AZGP1 Attenuates Subretinal Fibrosis and Inhibits Epithelial-Mesenchymal Transition by Blocking the PI3K/AKT Signaling Pathway

Subretinal fibrosis (SRF) represents a significant contributor to irreversible vision loss in patients with neovascular age-related macular degeneration (nAMD). This study aimed to elucidate the underlying mechanism of SRF and identify potential therapeutic targets. The SRF model was established using a two-stage laser-induced protocol in C57BL/6J mice. RNA-seq analysis was conducted to identify differentially expressed genes (DEGs) at 10 days and 30 days post-second laser. Quantitative RT-PCR was used to validate the expression levels of selected DEGs including zinc-alpha-2-glycoprotein 1 (AZGP1). Recombinant AZGP1 (rAZGP1) was intravitreally administrated to investigate its effects on SRF. The ARPE-19 cells were used to demonstrate the role of AZGP1 in modulating epithelial-mesenchymal transition (EMT). RNA-seq of RPE/choroid complex identified a total of 66 DEGs between samples collected at 10 days and 30 days post-second laser compared with controls (log2(fold change) ≥ 1, false discovery rate [FDR] < 0.05), with Azgp1 being one of the most significant downregulated genes.

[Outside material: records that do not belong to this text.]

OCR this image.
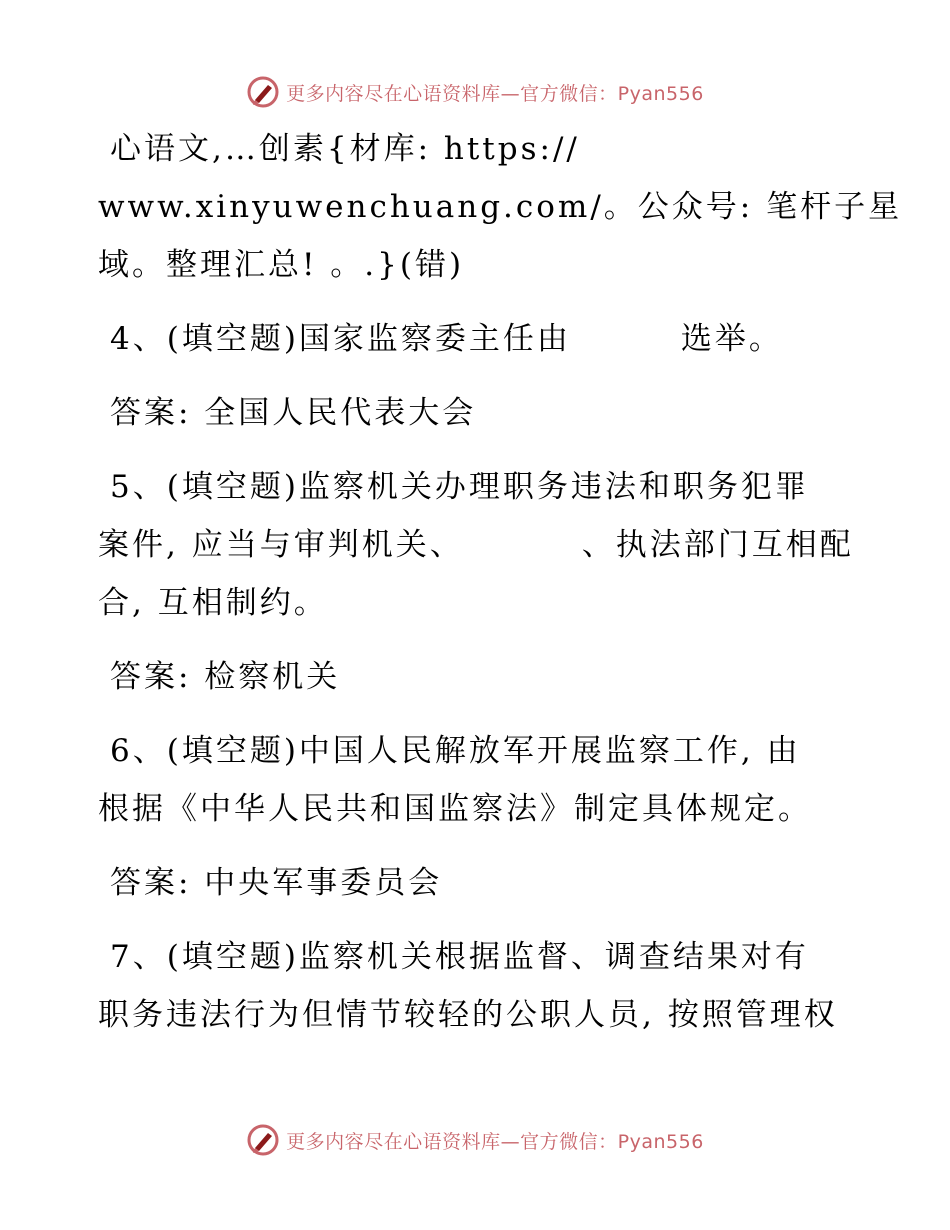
更多内容尽在心语资料库—官方微信：Pyan556
心语文,…创素{材库: https://
www.xinyuwenchuang.com/。公众号: 笔杆子星
域。整理汇总! 。.}(错)
4、(填空题)国家监察委主任由	选举。
答案: 全国人民代表大会
5、(填空题)监察机关办理职务违法和职务犯罪
案件, 应当与审判机关、	、执法部门互相配
合, 互相制约。
答案: 检察机关
6、(填空题)中国人民解放军开展监察工作, 由
根据《中华人民共和国监察法》制定具体规定。
答案: 中央军事委员会
7、(填空题)监察机关根据监督、调查结果对有
职务违法行为但情节较轻的公职人员, 按照管理权
更多内容尽在心语资料库—官方微信：Pyan556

Intravitreal injection of rAZGP1 markedly reduced collagen I and CD31 positive areas in RPE/choroid flat-mounts. Co-localization of AZGP1 and RPE65 was observed in patients with nAMD (GSE135922) and SRF mouse models. Treatment with rAZGP1 resulted in significantly lower expressions of collagen I, α-SMA, and fibronectin in ARPE-19 cells after TGFβ1 induction. Both knockdown and overexpression studies demonstrated that AZGP1 regulated the PI3K/AKT signaling pathway within ARPE-19 cells. The abnormal expression pattern of AZGP1 is critical for the development of SRF. Exogenous supplementation with AZGP1 may represent a promising strategy for ameliorating SRF by inhibiting EMT within RPE through the PI3K/AKT pathway.